Ein Erfolg, der dem Land langsam den Respekt auch jener europäischen Nachbarn einbringt, die bei Spanien bisher an Nichtstun, Schlendrian und ewigen Urlaub dachten. Spanien erlebt einen beispiellosen Wachstumsboom, die Maschinen laufen wie nie zuvor und den Bürgern geht es so gut wie lange nicht mehr. Wohlstand ist zwar relativ, Spaniens Pro-Kopf-Einkommen liegt immer noch 20 Prozent unter dem EU-Schnitt. Aber früher war es halt noch viel schlechter. Ein miserabel bezahlter Job bringt immer noch mehr, als gar keiner. Und Jobs gibt es nun wieder. Die Quote jener, die sich bei den Behörden arbeitslos gemeldet haben, sackte innerhalb eines Jahres von zwölf auf 9,5 Prozent.

Auf das Job-Wunder folgt die gute Nachricht für die Sozialsysteme: Immer mehr Angestellte zahlen immer mehr Beiträge. Spaniens Arbeitslosen- und Rentenversicherung ist plötzlich wieder gesund. Im Jahr 2000 werden erstmals Milliarden-Überschüsse erwartet, nur das Gesundheitssystem kränkelt noch. Die konservative Regierung lässt den ersten Sanierungserfolgen, pünktlich vor den Wahlen im kommenden Frühjahr, soziale Wohltaten folgen: Die Beiträge zur Arbeitslosenversicherung sinken, Leistungen für Langzeit-Arbeitslose steigen, Fortbildung und Anreize für noch mehr Jobs werden ausgeweitet. Die drei Millionen Kleinrentner dürfen sich über eine rund fünfprozentige Erhöhung ihrer immer noch mickrigen Mindestrente freuen, die Mehrheit der Pensionäre muss sich jedoch mit einem gerade halb so hohen Inflationsausgleich begnügen. Aber immerhin wird aus dem Überschuss der Rentenkasse ein Pensions-Reservefonds gespeist, um die Renten und Versicherungsbeiträge in schlechten Zeiten abzupolstern. Grundsätzlich gilt in Spanien jedoch immer noch: Die beste soziale Absicherung ist die Familie. Pensionen wie auch alle anderen sozialen Leistungen sind in Spanien sehr niedrig. Die Durchschnittsrente liegt gerade bei umgerechnet rund 1000 Mark.

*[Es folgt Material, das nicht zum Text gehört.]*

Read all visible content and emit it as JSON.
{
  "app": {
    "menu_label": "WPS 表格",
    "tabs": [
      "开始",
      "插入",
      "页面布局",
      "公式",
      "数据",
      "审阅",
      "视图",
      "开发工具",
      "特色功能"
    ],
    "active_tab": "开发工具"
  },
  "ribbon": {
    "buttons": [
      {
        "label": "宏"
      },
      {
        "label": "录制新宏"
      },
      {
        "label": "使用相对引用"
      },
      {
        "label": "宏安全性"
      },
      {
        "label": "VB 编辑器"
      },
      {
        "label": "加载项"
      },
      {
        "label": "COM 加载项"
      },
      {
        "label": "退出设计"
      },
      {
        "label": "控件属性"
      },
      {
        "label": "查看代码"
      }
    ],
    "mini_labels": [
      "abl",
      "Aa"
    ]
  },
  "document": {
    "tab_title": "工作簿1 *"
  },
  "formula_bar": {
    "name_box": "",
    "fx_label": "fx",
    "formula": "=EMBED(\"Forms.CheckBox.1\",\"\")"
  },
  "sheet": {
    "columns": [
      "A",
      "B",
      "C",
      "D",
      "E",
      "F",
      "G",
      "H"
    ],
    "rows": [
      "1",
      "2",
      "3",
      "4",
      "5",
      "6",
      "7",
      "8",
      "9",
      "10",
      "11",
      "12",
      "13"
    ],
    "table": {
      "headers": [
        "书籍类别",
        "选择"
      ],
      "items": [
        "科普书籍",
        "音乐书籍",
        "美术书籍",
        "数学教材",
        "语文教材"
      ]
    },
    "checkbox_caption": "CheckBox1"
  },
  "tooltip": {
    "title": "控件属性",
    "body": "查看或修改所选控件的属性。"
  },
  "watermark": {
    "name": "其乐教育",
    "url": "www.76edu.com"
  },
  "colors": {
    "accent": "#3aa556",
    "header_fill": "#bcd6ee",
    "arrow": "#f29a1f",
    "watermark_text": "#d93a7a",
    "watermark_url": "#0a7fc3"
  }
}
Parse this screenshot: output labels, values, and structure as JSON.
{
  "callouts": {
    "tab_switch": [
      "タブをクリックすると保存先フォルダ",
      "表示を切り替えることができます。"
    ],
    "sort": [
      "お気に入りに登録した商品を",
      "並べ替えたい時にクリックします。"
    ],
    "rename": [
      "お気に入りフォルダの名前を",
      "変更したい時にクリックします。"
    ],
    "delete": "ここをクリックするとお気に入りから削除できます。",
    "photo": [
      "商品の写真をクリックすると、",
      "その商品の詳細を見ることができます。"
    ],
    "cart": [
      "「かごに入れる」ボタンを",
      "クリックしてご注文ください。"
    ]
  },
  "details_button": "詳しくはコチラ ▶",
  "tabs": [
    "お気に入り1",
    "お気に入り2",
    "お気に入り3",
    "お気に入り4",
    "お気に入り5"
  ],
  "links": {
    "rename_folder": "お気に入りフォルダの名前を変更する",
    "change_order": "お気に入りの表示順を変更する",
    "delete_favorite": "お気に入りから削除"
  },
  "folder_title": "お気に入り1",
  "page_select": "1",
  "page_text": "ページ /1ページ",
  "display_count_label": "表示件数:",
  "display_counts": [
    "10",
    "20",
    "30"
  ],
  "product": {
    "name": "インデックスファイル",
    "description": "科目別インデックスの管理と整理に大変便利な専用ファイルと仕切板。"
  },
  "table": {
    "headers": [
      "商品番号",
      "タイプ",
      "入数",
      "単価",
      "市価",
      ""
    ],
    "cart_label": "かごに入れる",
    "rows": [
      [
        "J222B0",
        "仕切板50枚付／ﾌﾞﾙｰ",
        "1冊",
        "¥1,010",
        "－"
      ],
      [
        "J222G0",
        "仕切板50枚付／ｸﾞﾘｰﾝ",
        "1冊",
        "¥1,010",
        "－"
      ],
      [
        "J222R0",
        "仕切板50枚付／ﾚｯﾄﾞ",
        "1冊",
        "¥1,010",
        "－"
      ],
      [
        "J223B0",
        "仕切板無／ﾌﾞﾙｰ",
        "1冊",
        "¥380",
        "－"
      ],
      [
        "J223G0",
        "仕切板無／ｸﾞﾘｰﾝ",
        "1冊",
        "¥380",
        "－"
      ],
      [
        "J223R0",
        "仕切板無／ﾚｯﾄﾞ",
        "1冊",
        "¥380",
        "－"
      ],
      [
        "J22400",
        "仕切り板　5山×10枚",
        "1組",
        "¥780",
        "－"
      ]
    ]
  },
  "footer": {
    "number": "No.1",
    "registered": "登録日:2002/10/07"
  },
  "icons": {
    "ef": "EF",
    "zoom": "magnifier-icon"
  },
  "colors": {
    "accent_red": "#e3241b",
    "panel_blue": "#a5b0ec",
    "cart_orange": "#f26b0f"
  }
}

Dabei ziehen in Spanien die Preise etwa doppelt so stark an wie in der restlichen Eurozone. Die spanischen Unternehmen nutzten offenbar die hohe Inlandsnachfrage, um die Preise zu erhöhen. Die Inflation dürfte im Durchschnitt des laufenden Jahres bei rund 2,4 Prozent liegen. Auch dies ein - nun aber negatives - Ergebnis des rasanten spanischen Wirtschaftswachstums, das 1999 rund 3,6 Prozent erreichen dürfte und damit das EU-Mittel um das Doppelte übertrifft. Das Wachstum, angeheizt von zweistelligen Plusraten im Tourismus, der Automobilbranche und der Bauindustrie, lässt die Staatseinnahmen sprudeln, die Defizite sinken - und das, obwohl die Steuern für Bürger wie Unternehmen gesenkt wurden.

"Wir werden fortfahren mit dem Kapitel des wirtschaftlichen Aufblühens und der Modernisierung des Landes zur Vorbereitung für das 21. Jahrhundert", triumphiert Spaniens konservativer Premier. Doch noch ist nicht klar, ob ihn die Bürger auch weitermachen lassen. Denn trotz aller Erfolge ist unsicher, ob die Bevölkerung seiner Minderheitsregierung im Frühjahr 2000 die gewünschte absolute Mehrheit schenkt. Zwar wird Aznar laut aktueller Umfragen zulegen, und die immer noch zerstrittene sozialistische Opposition wird kaum Boden gut machen. Doch seine regionalen Verbündeten im Baskenland und Katalonien, die ihm bisher zur Mehrheit verhalfen, bocken zunehmend - hier liegt José Aznars Sicherheitsrisiko.